In what is being cheered as a victory for the Boycott, Divestment and Sanctions Movement, the international banking firm HSBC has announced that it is divesting from Elbit Systems, the second-largest weapons manufacturer in Israel.
Europe’s largest bank confirmed, on Thursday, that it has completely liquidated its holdings in the Israeli firm “Elbit Systems”, due to public pressure orchestrated by the boycott, divestment and sanctions movement, according to a statement by Britain’s Palestinian Solidarity Campaign.
In a statement from Ryvka Barnard of the group War on Want, the group praised the decision, saying, “HSBC has taken a positive first step in divesting from Elbit Systems, the notorious manufacturer of drones, chemical weapons, cluster bomb artillery systems and other technology used in attacks against Palestinian civilians, and to militarize walls and borders around the world”. Her statement continued, “Doing business with companies like Elbit means profiting from violence and human rights violation, which is both immoral and a contravention of international law”.
Elbit is the biggest private arms company in Israel, and is second only to the Israeli military itself.
According to the group WhoProfits.org, which tracks the activities of companies connected with the Israeli military, Elbit’s biggest single customer is the Israeli Ministry of Defence. In 2017, sales to the IMOD generated 19% of Elbit Systems 3,377.8 million USD revenue.
According to the Electronic Intifada, Elbit Systems has already been excluded from pension and investment funds around the world over its involvement in supplying surveillance systems and other technology to Israel’s separation wall and settlements in the occupied West Bank.
A 2017 report by War on Want revealed how HSBC and other UK financial institutions are complicit in Israel’s crimes against the Palestinian people by financing arms deals and owning shares in arms makers.
The Electronic Intifada report noted that for more than a year, UK campaigners have held pickets at HSBC branches, dubbing it “the world’s lethal bank” – a play on an HSBC ad campaign marketing the global behemoth as “the world’s local bank.”
According to WhoProfits.org, Elbit supplies 85% of UAVs used by the Israeli army. One of Elbit’s most famous UAVs the Skylark – an intelligence gathering drone, operational in the Israeli army since 2008 – which is used during military operations of house arrest in the occupied West Bank. The Skylark was used during the so-called “Brothers come home” Israeli attacks in June and July 2014, where scores of Palestinian civilians were arbitrarily arrested.

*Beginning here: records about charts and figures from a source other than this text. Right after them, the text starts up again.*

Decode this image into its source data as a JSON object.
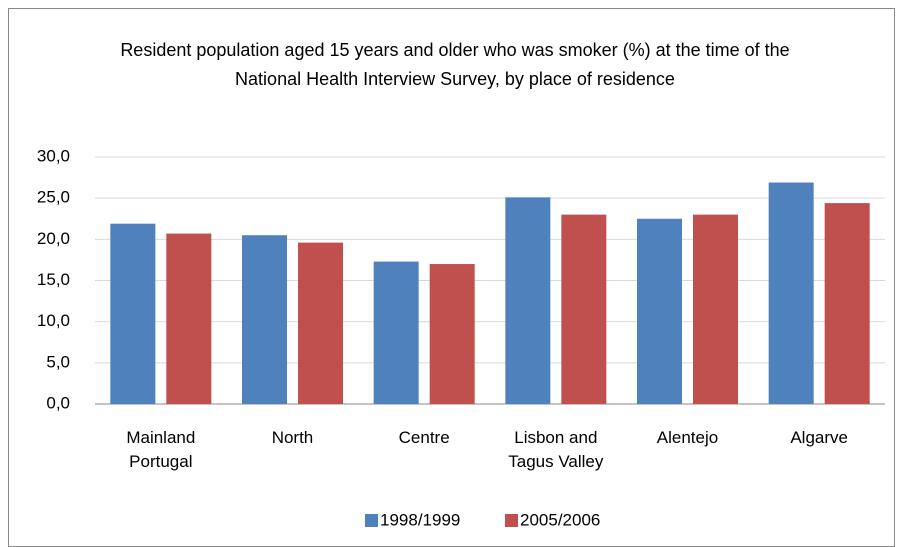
{
  "chart_data": {
    "type": "bar",
    "title": "Resident population aged 15 years and older who was smoker (%) at the time of the National Health Interview Survey, by place of residence",
    "categories": [
      "Mainland Portugal",
      "North",
      "Centre",
      "Lisbon and Tagus Valley",
      "Alentejo",
      "Algarve"
    ],
    "series": [
      {
        "name": "1998/1999",
        "color": "#4f81bd",
        "values": [
          21.9,
          20.5,
          17.3,
          25.1,
          22.5,
          26.9
        ]
      },
      {
        "name": "2005/2006",
        "color": "#c0504d",
        "values": [
          20.7,
          19.6,
          17.0,
          23.0,
          23.0,
          24.4
        ]
      }
    ],
    "ylim": [
      0,
      30
    ],
    "yticks": [
      {
        "value": 0,
        "label": "0,0"
      },
      {
        "value": 5,
        "label": "5,0"
      },
      {
        "value": 10,
        "label": "10,0"
      },
      {
        "value": 15,
        "label": "15,0"
      },
      {
        "value": 20,
        "label": "20,0"
      },
      {
        "value": 25,
        "label": "25,0"
      },
      {
        "value": 30,
        "label": "30,0"
      }
    ],
    "grid": true,
    "legend": "bottom"
  }
}
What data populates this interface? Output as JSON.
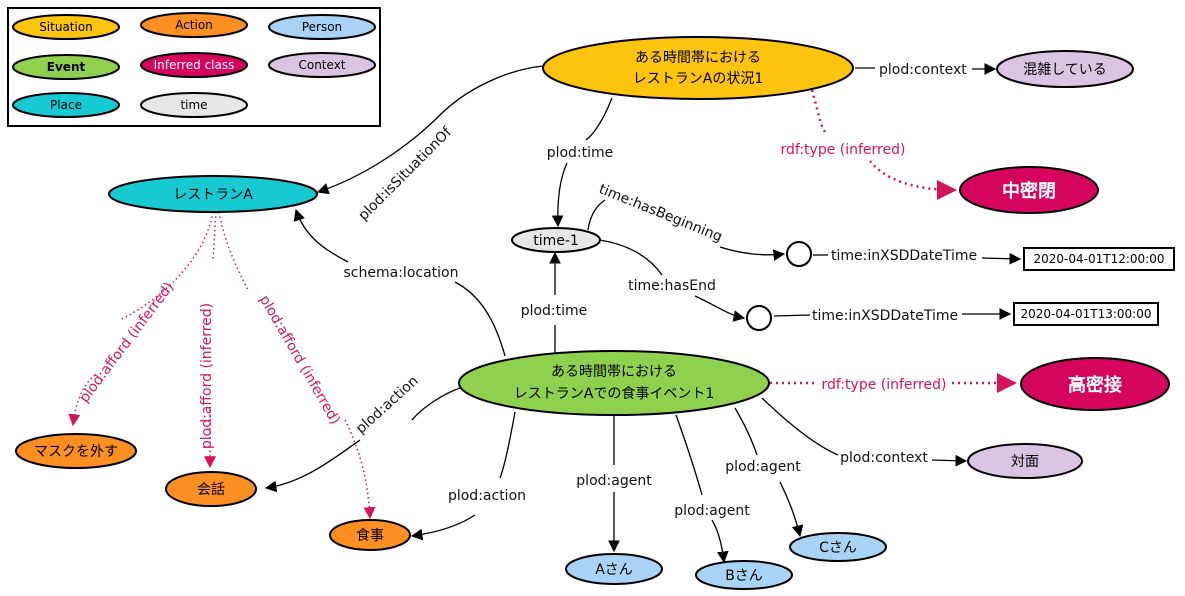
{
  "legend": {
    "situation": "Situation",
    "action": "Action",
    "person": "Person",
    "event": "Event",
    "inferred_class": "Inferred class",
    "context": "Context",
    "place": "Place",
    "time": "time"
  },
  "colors": {
    "situation": "#fcc40e",
    "action": "#fb8f22",
    "person": "#a9d3f4",
    "event": "#8fd14f",
    "inferred": "#d5045f",
    "context": "#dac4e3",
    "place": "#17cad2",
    "time": "#e6e6e6",
    "inferred_edge": "#d6145e"
  },
  "nodes": {
    "situation_l1": "ある時間帯における",
    "situation_l2": "レストランAの状況1",
    "konzatsu": "混雑している",
    "chumitsuhei": "中密閉",
    "restaurant": "レストランA",
    "time1": "time-1",
    "begin_dt": "2020-04-01T12:00:00",
    "end_dt": "2020-04-01T13:00:00",
    "event_l1": "ある時間帯における",
    "event_l2": "レストランAでの食事イベント1",
    "komitsusetsu": "高密接",
    "taimen": "対面",
    "mask": "マスクを外す",
    "kaiwa": "会話",
    "shokuji": "食事",
    "a_san": "Aさん",
    "b_san": "Bさん",
    "c_san": "Cさん"
  },
  "edges": {
    "context_top": "plod:context",
    "is_situation_of": "plod:isSituationOf",
    "time_top": "plod:time",
    "rdf_type_top": "rdf:type (inferred)",
    "has_beginning": "time:hasBeginning",
    "xsd_begin": "time:inXSDDateTime",
    "has_end": "time:hasEnd",
    "xsd_end": "time:inXSDDateTime",
    "schema_location": "schema:location",
    "time_event": "plod:time",
    "rdf_type_event": "rdf:type (inferred)",
    "action_kaiwa": "plod:action",
    "action_shokuji": "plod:action",
    "agent_a": "plod:agent",
    "agent_b": "plod:agent",
    "agent_c": "plod:agent",
    "context_event": "plod:context",
    "afford_1": "plod:afford (inferred)",
    "afford_2": "plod:afford (inferred)",
    "afford_3": "plod:afford (inferred)"
  }
}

During Israel’s deadly attack on Gaza in 2014, Elbit’s 7.5 Skylark, as well as its lethal UAV, the Hermes 900, were used. The Hermes 900, which was assembled jointly with L-3 Communication in a 120 million USD venture, can stay aloft for up to 24 hours at altitudes of up 18,000 feet and has an array of optical, infrared, and laser sensors that allow the operator to identify and track targets as well as to guide munitions in flight. The UAV carries two Spike-MR missiles, produced by the Israeli firm Rafael Advanced Defense Systems Ltd.
Israeli media routinely reports of the crashing of Elbit’s Skylark UAV during intelligence gathering operations in Gaza. The anxiety-inducing buzzing of Israeli military UAVs has become a permanent soundtrack to the lives of Palestinians in Gaza.
The company has been one of the main providers of the electronic detection fence system to the Apartheid Wall in the occupied West Bank. Elbit, in cooperation with the Israeli military, developed a tunnel detection system installed as part of the matrix of technologies used to keep around 2 million Palestinians besieged in the Gaza Strip. This technology is a state secret; Elbit is urging the Israeli government to grant permission for its export.
While HSBC did not make a public statement about the divestment, a representative from the company told a reporter from Al Jazeera that the company does not take stands on political conflicts, but they adhere to international standards of human rights.
The Palestinian Solidarity Campaign said that HSBC agreed to divest from Elbit following a year-long campaign that included regular demonstrations in front of the bank’s 40 branches in Britain and emails from 24,000 people.
It argued that HSBC’s investments in Elbit, “which sells weapons to the Israeli military used in attacks on Palestinians,” violated the bank’s own policies about ties with defense contractors, even if, as HSBC claimed, they were made on behalf of its clients.